Raquel bollo desactiva la polémica y abraza a su hijo en plena semana santa
La capital hispalense huele a incienso y a flash. Entre nazarenos y turistas, Raquel Bollo avanza por la calle Sierpes como quien atraviesa un campo minado con tacones de aguja: sonríe, bendice con la mano a algún camarógrafo y, cuando el micrófono se acerca, suelta: «Estoy orgullosa de la familia Bollo, porque somos normales; las anormalidades que giran a nuestro alrededor no las hemos pedido». Una frase que corta el aire y que nadie esperaba después de la entrevista bomba de su hijo Manuel Cortés, donde desnudó la intimidad de su ruptura con Gloria Camila.
El apretón de manos que calla años de silencio
Pero hay un guiño que desactiva la crónica del enfrentamiento: la reconciliación entre Isabel Pantoja y Kiko Rivera. Bollo lo celebra con la contundencia de quien ha visto demasiadas lágrimas en plató: «Las han hecho, ya está. Por los motivos X, por los intereses X, por lo que sea». Ocho segundos de silencio. Luego añade: «Ojalá con su hija también». Ni una palabra más. Punto pelota. En el universo del corazón, donde cada coma se factura, esa brevedad suena a sentencia.
La escena se repite a la salida de la Basílica de la Macarena. Manuel lleva la cruda de su primer escándalo como quien prueba una casaca de forcejo: se ajusta el cinturón, mira al suelo, escucha a su madre. Ella, en cambio, mira al horizonte. «No estoy molesta por lo de Gloria; eso es cosa de ella», sentencia. La frase parece ensayada en el espejo, pero el temblor del párpado la delata. A sus espaldas, un grupo de costaleros corea el nombre de Cortés como si fuera un paso de salida.

La estrategia del silencio que vende
El truco no es nuevo: en la televisión se paga por hablar, pero en la calle se cobra por callar.

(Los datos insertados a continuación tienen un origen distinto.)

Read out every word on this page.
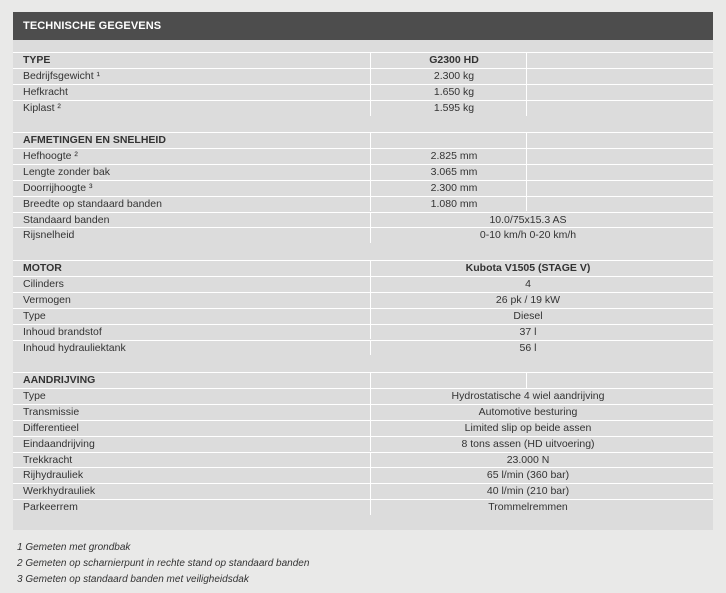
TECHNISCHE GEGEVENS
TYPE	G2300 HD
Bedrijfsgewicht ¹	2.300 kg
Hefkracht	1.650 kg
Kiplast ²	1.595 kg
AFMETINGEN EN SNELHEID
Hefhoogte ²	2.825 mm
Lengte zonder bak	3.065 mm
Doorrijhoogte ³	2.300 mm
Breedte op standaard banden	1.080 mm
Standaard banden	10.0/75x15.3 AS
Rijsnelheid	0-10 km/h 0-20 km/h
MOTOR	Kubota V1505 (STAGE V)
Cilinders	4
Vermogen	26 pk / 19 kW
Type	Diesel
Inhoud brandstof	37 l
Inhoud hydrauliektank	56 l
AANDRIJVING
Type	Hydrostatische 4 wiel aandrijving
Transmissie	Automotive besturing
Differentieel	Limited slip op beide assen
Eindaandrijving	8 tons assen (HD uitvoering)
Trekkracht	23.000 N
Rijhydrauliek	65 l/min (360 bar)
Werkhydrauliek	40 l/min (210 bar)
Parkeerrem	Trommelremmen
1 Gemeten met grondbak
2 Gemeten op scharnierpunt in rechte stand op standaard banden
3 Gemeten op standaard banden met veiligheidsdak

Raquel lo sabe. Por eso su ausencia de declaración sobre la demanda de Gloria Camila resuena más que cualquier querella. «Yo, como trabajo en televisión, me preguntaron cómo la había visto y, evidentemente, ahí hablo como madre», justifica. Traducción: delante de las cámaras soy personaje; detrás, solo madre. La dualidad le permite navegar el tsunami sin mojarse el rimmel.
Mientras, el hermano de Gloria, José Ortega Cano Jr., se refugia en un bar de la calle Betis y masculla: «Esto ya no es familia, es marca». La frase se pierde entre el olor a frito y a marcha, pero alguien la graba y en menos de una hora circula por WhatsApp como un virus. Raquel no responde. Su objetivo es otro: que el foco regrese al paso de la Esperanza de Macarena y no al pasado de su hijo.
La noche cae y el cielo señorial se tiñe de magenta. Madre e hijo se funden en la multitud. Nadie los abuchea; nadie aplaude. Solo el rumor de los pasos que se alejan. Detrás, los fotógrafos recuperan la metralla de sus disparos: mil imágenes que mañana llenarán portadas, pero ninguna que explique el vértigo de una mujer que ha vendido su intimidad para comprarle a su hijo una segunda oportunidad. «Las anormalidades no son nuestras», repite ella mientras desaparece. La frase queda flotando, como el incienso que aún impregna el aire, y que ya nadie recuerda de dónde viene.